Everything was fine and I had a wonderful time for a long time.  Friday
afternoons were the highlight of my week.  And I had no religious problems with
the game at all.  Then a discussion came up amongst the 11 people in the group
about making the magic system more "consistent".  I decided to research and
try to infer some basic "physical" laws that would account for all of the
various types of magic in the game.  My training as a mathematician forced me
to try to find a set of postulates that would do the job.  I worked on the
project for more than a month, off and on, and finally came up with the only
set of assumptions that fit:  all of the magic in AD&D is based on demonic
or angelic intervention.  It was the only assumption that fitted all the data.

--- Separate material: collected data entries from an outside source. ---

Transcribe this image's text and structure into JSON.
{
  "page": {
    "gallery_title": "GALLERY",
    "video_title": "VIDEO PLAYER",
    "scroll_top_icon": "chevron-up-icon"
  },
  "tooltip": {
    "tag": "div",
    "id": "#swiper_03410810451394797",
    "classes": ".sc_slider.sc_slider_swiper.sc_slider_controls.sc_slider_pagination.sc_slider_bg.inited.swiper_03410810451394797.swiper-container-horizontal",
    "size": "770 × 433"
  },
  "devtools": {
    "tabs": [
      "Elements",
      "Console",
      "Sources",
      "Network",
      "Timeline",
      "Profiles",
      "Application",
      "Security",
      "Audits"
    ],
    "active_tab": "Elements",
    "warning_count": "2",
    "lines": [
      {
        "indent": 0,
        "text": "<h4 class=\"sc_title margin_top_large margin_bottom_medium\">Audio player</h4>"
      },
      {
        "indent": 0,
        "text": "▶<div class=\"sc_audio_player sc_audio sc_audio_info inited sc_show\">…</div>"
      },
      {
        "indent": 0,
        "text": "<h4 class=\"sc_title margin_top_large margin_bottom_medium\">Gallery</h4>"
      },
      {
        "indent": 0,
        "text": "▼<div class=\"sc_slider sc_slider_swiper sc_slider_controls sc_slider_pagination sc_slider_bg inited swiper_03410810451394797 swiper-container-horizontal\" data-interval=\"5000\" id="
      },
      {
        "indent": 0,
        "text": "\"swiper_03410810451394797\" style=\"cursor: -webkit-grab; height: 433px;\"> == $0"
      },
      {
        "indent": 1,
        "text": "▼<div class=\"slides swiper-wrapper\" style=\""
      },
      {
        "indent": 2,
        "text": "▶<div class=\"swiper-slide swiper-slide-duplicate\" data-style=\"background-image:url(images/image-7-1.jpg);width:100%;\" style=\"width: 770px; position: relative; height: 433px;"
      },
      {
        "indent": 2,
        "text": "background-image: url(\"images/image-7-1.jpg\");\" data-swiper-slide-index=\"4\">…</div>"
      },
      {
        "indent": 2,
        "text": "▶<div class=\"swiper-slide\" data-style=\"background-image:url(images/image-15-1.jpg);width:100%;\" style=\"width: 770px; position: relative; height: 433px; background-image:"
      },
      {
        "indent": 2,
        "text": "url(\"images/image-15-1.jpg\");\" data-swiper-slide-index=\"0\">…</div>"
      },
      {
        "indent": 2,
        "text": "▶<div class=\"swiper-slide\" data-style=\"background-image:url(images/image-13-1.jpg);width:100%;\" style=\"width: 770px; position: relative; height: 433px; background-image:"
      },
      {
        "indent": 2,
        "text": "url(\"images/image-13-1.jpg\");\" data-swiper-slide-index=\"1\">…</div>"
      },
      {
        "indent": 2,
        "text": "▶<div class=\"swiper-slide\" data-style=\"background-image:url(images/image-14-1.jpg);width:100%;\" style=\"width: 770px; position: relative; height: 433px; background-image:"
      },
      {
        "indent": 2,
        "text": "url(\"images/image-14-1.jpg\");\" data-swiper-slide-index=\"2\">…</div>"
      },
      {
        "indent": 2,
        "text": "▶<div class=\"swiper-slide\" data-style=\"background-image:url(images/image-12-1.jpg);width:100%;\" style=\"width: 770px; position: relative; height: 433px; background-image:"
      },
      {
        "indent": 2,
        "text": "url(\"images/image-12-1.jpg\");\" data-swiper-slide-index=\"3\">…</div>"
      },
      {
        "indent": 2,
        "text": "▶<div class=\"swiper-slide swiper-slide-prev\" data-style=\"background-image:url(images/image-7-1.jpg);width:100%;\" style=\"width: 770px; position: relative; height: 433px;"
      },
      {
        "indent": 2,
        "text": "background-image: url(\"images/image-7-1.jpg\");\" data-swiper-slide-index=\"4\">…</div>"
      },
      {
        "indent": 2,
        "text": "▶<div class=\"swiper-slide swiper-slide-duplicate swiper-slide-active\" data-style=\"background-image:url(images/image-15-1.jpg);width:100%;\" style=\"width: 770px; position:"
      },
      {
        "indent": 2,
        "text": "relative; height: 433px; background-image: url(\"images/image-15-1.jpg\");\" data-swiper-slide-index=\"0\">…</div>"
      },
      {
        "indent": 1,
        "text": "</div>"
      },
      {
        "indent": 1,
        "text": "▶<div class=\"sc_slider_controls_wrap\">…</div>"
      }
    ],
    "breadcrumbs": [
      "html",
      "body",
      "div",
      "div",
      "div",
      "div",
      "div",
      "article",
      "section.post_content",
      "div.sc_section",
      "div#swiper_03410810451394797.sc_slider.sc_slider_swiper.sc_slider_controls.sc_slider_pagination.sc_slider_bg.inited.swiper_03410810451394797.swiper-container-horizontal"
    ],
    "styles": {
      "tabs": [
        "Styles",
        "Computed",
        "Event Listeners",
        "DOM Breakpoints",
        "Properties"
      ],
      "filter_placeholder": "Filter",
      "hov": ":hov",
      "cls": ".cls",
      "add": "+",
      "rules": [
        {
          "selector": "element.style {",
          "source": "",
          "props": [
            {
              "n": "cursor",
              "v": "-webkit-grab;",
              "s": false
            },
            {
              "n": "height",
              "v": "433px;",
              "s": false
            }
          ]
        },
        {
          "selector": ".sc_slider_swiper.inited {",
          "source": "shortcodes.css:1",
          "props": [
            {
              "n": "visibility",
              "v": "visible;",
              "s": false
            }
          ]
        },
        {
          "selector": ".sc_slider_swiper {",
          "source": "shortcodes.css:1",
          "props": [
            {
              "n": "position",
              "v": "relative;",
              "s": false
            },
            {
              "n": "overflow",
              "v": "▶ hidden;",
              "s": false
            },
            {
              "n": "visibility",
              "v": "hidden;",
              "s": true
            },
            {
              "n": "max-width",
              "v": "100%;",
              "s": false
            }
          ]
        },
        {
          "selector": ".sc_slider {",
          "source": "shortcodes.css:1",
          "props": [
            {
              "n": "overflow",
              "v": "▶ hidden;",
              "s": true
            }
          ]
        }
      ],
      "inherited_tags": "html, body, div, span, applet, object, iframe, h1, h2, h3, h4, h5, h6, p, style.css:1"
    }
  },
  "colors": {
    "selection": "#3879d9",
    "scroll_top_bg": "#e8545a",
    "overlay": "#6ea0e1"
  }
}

In and of itself, that was no real problem to me.  After all, this was just
fantasy.  Then my wife, pastor, and a counsellor that I was seeing all came
up with the same statement within a week of each other:  having anything to
do with the spiritual world (even in your mind's eye) opens one up to that
world in reality.  What I mean is, even fantasizing about having magical
powers lowers ones defenses against the spiritual warfare that is going on
around and within us all the time.  As a Christian, that still posed no problem
to me -- I am covered by the Blood of Christ.  The problem became: what about
non-Christians?

I found that I was inadvertantly opening total innocents up into a world
of powers that they could not cope with -- and they did not have the protection
of God's grace to keep them safe.  As I realized this, and thought about the
changes that I had seen in the players around me, I knew that I could no
longer support AD&D as a totally harmless game.  I left the group, but not
without a lot of agonizing.

This is not to say that I am giving up on FRPGs altogether.  In fact, I am
still looking for one that does not have the same (or similar) problems.

					Tim Brengle

hutch@shark.UUCP (Stephen Hutchison) (10/24/85)

In article <2768@hplabsc.UUCP> brengle@hplabsc.UUCP (Tim Brengle) writes:
>To put things in perspective, I have been a Christian for 10+ years, and
>played D&D (and a couple of other FRPGs) for 5+ years -- AFTER becoming
>a Christian.

>Everything was fine and I had a wonderful time for a long time.  Friday
>afternoons were the highlight of my week.  And I had no religious problems with
>the game at all.  Then a discussion came up amongst the 11 people in the group
>about making the magic system more "consistent".  I decided to research and
>try to infer some basic "physical" laws that would account for all of the
>various types of magic in the game.  My training as a mathematician forced me
>to try to find a set of postulates that would do the job.  I worked on the
>project for more than a month, off and on, and finally came up with the only
>set of assumptions that fit:  all of the magic in AD&D is based on demonic
>or angelic intervention.  It was the only assumption that fitted all the data.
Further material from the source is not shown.